Elle s'agrippa à son bras en un geste instinctif, s'arc-bouta pour le forcer à faire un pas en arrière. En vain. Cet homme était un roc et elle, une petite créature qui lui arrivait à peine aux pectoraux.

Stoïque, il abaissa vers elle son regard couleur cendre. Un instant apeurée, Iluth inspira une bouffée d'air pleine de soulagement devant son absence de réaction. Sa bipédie ne semblait pas le surprendre ; c'était comme s'il l'avait toujours connue ainsi.

– Tes puces t'ont mangé la cervelle ? lui brailla-t-elle dans l'oreille en se hissant sur la pointe des sabots. Tu vas nous faire tuer !

Il l'écouta à peine. Sans se préoccuper une seule seconde du carillon mortel des lames, qui aimantait le regard d'Iluth et paralysait tout son corps, il leva le bras et lui toucha doucement le front.

Ce fut comme s'il venait d'y planter une aiguille chauffée à blanc.

Le crâne transpercé de douleur, Iluth se recroquevilla en hurlant. L'effroi le plus pur apparut dans les prunelles d'Alban qui observa, tétanisé, les conséquences de ce contact sur la démone. Il vit le sang affluer lentement entre ses deux yeux, là où il venait de la toucher. Sous son pelage, sa peau en était imbibée. Sa chair poisseuse finit par dégorger le fluide écarlate, par le vomir jusqu'à ce qu'il coule le long de ses joues, comme si le corps d'Iluth le rejetait jusqu'à la dernière goutte. Puis une lézarde minuscule courut le long de sa corne, fracturant ses anneaux parfaits.

Un instant plus tard, elle se brisa en deux d'un coup sec.

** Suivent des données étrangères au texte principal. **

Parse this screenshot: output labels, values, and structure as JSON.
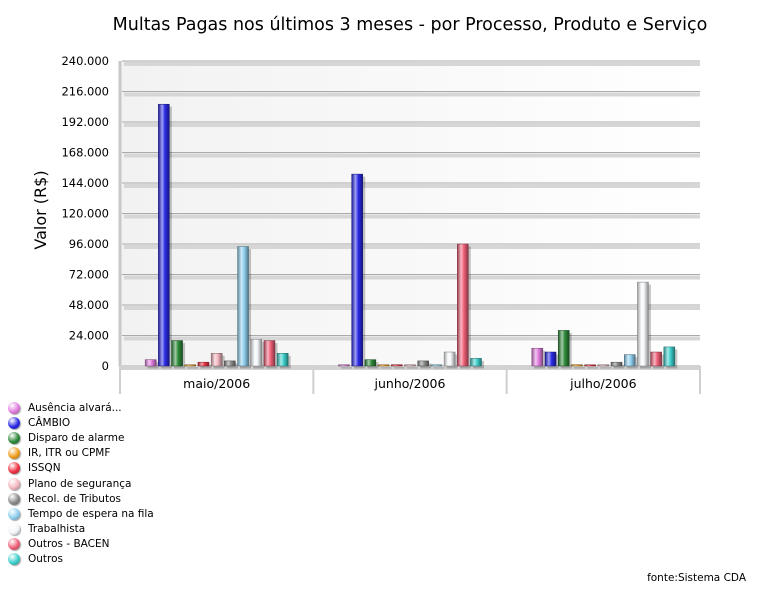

La fissure se poursuivit à travers les os d'Iluth dans de longs craquements assourdis ; elle fit éclater ses tempes, fendit son chanfrein en progressant vers son nez, craquela les cartilages de ses naseaux, disloqua ses mâchoires. La démone sentit sa peau se tendre, puis se déchirer sous la poussée de son squelette qui partait en miettes. Elle agrippa désespérément ses joues. Son visage entier s'écartelait comme un masque grimaçant.

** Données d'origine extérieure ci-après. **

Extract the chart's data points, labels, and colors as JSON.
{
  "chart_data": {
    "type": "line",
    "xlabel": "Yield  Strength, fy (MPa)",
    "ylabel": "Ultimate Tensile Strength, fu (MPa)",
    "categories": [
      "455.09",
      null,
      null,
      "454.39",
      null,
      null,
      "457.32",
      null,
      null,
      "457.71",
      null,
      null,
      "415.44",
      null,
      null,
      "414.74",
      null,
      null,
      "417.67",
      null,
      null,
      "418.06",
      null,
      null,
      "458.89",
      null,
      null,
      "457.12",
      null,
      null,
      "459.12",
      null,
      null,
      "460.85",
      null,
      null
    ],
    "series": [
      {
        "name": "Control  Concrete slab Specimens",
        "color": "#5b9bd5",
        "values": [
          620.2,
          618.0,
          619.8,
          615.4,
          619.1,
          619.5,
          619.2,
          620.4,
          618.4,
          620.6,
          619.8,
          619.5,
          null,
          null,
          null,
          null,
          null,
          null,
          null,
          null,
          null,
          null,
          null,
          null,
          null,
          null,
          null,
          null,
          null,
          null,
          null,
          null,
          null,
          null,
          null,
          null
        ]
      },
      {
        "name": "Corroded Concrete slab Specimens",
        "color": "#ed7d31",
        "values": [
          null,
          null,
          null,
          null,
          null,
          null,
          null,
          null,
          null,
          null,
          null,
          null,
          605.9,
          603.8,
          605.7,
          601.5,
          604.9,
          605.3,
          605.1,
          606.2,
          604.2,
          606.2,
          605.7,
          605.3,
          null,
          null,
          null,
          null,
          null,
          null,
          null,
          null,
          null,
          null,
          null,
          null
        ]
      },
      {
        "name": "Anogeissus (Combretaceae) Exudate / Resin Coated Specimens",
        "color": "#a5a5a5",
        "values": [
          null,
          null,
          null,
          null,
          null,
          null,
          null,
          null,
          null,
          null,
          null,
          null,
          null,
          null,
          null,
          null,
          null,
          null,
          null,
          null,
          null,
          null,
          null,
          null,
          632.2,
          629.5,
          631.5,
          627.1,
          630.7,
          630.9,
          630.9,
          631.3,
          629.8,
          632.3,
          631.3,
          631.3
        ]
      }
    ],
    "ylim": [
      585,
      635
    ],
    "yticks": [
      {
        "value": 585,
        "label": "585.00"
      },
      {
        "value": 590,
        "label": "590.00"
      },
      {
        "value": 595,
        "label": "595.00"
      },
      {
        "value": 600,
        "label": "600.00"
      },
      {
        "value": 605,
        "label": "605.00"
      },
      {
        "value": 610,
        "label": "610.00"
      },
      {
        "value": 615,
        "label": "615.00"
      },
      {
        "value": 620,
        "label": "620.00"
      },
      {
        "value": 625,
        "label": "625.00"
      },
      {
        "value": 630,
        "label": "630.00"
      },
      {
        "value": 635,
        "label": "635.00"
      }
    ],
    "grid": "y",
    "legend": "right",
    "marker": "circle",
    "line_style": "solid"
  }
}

Mais elle ne put en retenir longtemps les ruines. Très vite, la corne s'écrasa au sol, suivie de tous ces fragments d'os et de chair, encore tendus de nerfs et englués de sang.

Alban, terrifié par ce qu'il venait de faire, releva les yeux sur Iluth.

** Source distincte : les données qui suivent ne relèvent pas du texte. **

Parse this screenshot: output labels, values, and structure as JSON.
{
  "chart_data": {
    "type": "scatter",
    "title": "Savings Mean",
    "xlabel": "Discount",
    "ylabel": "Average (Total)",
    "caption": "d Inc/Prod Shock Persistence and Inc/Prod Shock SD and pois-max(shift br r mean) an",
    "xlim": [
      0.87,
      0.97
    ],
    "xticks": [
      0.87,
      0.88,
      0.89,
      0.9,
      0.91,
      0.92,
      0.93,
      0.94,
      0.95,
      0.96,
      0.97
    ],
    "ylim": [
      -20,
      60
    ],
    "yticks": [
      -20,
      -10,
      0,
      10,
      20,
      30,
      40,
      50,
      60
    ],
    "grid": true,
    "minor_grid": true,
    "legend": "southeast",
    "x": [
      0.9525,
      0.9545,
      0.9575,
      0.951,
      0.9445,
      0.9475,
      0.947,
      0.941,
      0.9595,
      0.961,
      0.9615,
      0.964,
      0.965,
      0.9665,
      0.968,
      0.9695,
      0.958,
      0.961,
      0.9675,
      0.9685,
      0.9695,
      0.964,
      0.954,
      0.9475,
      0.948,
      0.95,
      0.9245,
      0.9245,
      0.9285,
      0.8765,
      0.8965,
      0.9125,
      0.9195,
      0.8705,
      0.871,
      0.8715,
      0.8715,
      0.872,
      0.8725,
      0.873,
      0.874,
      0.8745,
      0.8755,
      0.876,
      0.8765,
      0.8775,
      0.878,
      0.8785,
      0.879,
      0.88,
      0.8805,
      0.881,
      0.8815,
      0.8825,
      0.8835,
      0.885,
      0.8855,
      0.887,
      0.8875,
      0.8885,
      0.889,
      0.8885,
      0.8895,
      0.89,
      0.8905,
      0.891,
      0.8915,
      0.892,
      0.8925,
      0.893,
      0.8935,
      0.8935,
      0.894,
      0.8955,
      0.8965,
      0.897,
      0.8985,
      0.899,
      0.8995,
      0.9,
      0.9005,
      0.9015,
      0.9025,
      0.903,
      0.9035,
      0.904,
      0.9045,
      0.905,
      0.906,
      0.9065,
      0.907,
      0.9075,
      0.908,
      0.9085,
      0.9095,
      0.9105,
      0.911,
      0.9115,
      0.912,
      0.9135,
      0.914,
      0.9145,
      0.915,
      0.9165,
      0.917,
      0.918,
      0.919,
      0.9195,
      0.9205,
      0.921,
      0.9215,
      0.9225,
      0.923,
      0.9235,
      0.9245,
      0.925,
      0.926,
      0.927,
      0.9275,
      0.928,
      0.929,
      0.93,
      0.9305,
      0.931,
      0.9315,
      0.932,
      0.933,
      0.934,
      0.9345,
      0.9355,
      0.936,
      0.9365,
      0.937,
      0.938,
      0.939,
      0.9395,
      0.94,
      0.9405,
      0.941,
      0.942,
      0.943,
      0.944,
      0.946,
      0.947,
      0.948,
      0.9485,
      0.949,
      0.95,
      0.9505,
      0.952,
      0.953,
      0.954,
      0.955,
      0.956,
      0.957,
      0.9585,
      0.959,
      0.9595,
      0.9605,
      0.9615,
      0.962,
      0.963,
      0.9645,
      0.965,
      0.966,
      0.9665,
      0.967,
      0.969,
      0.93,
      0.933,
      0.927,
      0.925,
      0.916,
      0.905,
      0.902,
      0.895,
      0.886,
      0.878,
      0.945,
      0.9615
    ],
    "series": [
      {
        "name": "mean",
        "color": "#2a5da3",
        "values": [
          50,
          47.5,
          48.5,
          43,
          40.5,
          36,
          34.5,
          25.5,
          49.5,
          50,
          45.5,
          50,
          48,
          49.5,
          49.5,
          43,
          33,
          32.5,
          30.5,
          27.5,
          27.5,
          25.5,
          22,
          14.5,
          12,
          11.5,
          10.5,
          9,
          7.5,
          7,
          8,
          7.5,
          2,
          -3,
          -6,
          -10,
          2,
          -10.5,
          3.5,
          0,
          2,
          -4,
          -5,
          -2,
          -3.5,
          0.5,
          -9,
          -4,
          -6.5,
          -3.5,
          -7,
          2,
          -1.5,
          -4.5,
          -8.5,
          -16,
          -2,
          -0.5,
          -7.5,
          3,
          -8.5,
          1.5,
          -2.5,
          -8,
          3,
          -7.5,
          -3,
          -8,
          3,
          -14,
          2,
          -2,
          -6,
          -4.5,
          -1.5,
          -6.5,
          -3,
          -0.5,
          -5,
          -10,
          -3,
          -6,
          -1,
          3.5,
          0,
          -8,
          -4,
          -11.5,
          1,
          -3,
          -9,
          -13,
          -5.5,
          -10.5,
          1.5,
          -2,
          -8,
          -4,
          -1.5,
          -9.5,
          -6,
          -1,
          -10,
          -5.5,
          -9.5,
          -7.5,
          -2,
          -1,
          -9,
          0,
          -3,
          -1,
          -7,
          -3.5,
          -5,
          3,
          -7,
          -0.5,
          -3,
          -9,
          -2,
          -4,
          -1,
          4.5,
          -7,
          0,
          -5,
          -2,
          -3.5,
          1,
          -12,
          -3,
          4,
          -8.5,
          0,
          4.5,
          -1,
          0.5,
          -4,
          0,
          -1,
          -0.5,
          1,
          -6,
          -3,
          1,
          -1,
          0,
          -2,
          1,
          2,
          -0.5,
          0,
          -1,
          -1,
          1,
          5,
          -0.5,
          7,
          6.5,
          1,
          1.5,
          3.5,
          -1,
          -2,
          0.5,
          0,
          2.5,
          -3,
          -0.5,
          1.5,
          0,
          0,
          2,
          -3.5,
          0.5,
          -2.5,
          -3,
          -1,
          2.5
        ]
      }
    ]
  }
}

Mais il n'y avait plus d'Iluth. Il n'y avait qu'un corps empli de vide, une façade qui venait de voler en éclats. Et derrière tous ces leurres, partis en poussière, restait une âme noire et ricanante. Une aura de ténèbres.

Alban se réveilla en sursaut, les poumons palpitants, l'esprit lardé de visions sinistres. Il se redressa dans le lit humide de sueur, chercha la licorne de la main. Il croisa son regard qui miroitait dans l'obscurité.

Une noirceur terrifiante lui sauta aux yeux, celle de son rêve ; pour la première fois, il éprouva de l'effroi face aux iris dorés.

Mais cela ne dura qu'un instant et il recouvra vite ses esprits. Le soulagement déferla en lui lorsqu'il caressa doucement la longue tête fine d'Iluth. Son pelage était d'un blanc pur, aussi velouté qu'un duvet d'oiseau ; ses os fragiles dessinaient un entrelacs délicat sous sa peau.

– Tu es entière, murmura-t-il dans un souffle fiévreux. Tu vas bien.

Il la sentait trembler comme un petit animal terrifié. Elle avait les mêmes yeux exorbités que lors de leur rencontre, si longtemps auparavant, quand elle avait fixé son épée dans son dos.

– Pardonne-moi, Iluth. N'aie pas peur. Je ne te ferai jamais de mal.

Elle ne dit rien, se contenta de fourrer son museau doux dans sa paume, de s'y frotter doucement.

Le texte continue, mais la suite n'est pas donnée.